In 1926 Mackay returned to journalism and for 18 months was the woman's editor for the Weekly Press, a weekly edition of The Press, until it ceased publication in October 1928. She published a best-selling book in 1929, Practical Home Cookery Chats and Recipes (1929), and briefly worked for the New Zealand Life and Home Magazine. Writer David Veart said in 2009 that she was the first New Zealand food writer "to recognise that Mediterranean cooking and Asian ingredients have a greater affinity to the New Zealand climate and way of life than the heavy dishes of foggy old [England]". She continued to write regularly on a variety of topics, using nearly 20 different pseudonyms, for publications such as Aussie, the Otago Witness and The Sun.
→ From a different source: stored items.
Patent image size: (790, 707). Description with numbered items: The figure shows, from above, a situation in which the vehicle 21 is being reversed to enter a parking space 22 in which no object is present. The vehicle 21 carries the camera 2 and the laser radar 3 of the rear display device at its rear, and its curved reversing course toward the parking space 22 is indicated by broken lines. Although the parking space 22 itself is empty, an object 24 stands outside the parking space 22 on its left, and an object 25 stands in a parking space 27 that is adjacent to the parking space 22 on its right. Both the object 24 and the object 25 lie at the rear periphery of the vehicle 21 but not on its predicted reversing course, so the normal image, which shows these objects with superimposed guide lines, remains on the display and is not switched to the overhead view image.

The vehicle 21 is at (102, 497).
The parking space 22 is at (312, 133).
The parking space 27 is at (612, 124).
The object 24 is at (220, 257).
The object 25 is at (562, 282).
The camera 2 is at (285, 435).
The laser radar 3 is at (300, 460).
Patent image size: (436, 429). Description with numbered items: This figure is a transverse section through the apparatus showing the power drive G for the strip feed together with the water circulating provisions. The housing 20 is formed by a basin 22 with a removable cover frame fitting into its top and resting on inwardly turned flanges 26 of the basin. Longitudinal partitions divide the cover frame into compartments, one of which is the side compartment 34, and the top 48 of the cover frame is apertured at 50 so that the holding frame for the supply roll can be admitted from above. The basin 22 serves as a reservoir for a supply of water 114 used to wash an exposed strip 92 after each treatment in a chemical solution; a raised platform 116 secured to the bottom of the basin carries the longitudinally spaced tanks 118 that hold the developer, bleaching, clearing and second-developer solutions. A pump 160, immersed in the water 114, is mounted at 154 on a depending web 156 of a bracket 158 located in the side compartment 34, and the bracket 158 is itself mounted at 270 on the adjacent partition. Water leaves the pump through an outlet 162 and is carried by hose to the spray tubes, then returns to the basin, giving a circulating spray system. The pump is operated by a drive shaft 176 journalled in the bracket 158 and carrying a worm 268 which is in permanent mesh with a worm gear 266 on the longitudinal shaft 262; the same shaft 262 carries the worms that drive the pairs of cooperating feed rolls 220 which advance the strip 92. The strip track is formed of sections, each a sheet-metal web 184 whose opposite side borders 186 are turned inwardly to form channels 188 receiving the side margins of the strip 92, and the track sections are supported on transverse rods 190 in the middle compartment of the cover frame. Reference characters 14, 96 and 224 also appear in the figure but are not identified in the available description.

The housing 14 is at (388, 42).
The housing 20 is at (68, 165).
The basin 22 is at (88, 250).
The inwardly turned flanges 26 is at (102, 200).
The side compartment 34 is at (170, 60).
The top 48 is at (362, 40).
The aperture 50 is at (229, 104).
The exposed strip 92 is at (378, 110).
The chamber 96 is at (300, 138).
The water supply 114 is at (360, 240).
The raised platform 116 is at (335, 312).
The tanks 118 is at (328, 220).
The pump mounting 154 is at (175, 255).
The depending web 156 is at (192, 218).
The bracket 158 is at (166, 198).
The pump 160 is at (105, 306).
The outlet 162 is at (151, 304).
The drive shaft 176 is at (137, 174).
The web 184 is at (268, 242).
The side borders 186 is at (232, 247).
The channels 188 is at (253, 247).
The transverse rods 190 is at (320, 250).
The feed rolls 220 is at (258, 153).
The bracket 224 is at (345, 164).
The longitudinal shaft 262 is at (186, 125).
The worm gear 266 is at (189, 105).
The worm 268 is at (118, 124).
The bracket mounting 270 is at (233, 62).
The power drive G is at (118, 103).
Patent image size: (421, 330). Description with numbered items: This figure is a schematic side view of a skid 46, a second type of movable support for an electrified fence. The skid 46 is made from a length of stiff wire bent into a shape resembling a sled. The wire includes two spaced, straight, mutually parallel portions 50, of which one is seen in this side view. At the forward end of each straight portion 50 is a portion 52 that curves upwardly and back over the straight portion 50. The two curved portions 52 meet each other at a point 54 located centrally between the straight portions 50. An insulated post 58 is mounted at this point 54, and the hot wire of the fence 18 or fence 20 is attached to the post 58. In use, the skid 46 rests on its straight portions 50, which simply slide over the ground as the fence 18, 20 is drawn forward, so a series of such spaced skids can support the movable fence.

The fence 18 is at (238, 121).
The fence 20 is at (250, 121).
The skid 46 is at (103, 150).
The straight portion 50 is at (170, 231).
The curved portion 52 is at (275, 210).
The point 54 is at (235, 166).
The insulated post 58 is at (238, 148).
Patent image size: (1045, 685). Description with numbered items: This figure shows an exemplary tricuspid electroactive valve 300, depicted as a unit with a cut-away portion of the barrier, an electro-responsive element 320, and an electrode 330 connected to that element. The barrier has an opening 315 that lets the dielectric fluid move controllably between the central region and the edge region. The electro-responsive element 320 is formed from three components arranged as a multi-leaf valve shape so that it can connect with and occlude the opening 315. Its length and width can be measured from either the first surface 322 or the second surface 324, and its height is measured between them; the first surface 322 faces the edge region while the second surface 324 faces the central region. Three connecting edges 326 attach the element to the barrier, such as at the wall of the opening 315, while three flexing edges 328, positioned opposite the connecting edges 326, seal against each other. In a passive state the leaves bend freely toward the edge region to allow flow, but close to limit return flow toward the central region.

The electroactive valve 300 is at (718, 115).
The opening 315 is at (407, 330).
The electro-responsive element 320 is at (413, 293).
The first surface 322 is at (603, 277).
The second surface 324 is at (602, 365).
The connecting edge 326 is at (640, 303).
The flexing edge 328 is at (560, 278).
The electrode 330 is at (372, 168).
In the mid-1930s she spoke on several radio broadcasts about her experiences in journalism, including the heavy workload and the particular difficulties of being a female journalist, such as harassment on late night assignments by police and members of the public. In 1937, the New Zealand Railways Magazine referred to her as "the veteran of New Zealand woman journalists", and noted that when she first took up journalism at the start of the century, "the powers were very dubious about the 'innovation' of a lady reporter".

Mackay died in Christchurch on 28 March 1944. Her son became a newspaper editor and her daughter became herself a prolific journalist and an author under the name Mona Tracy.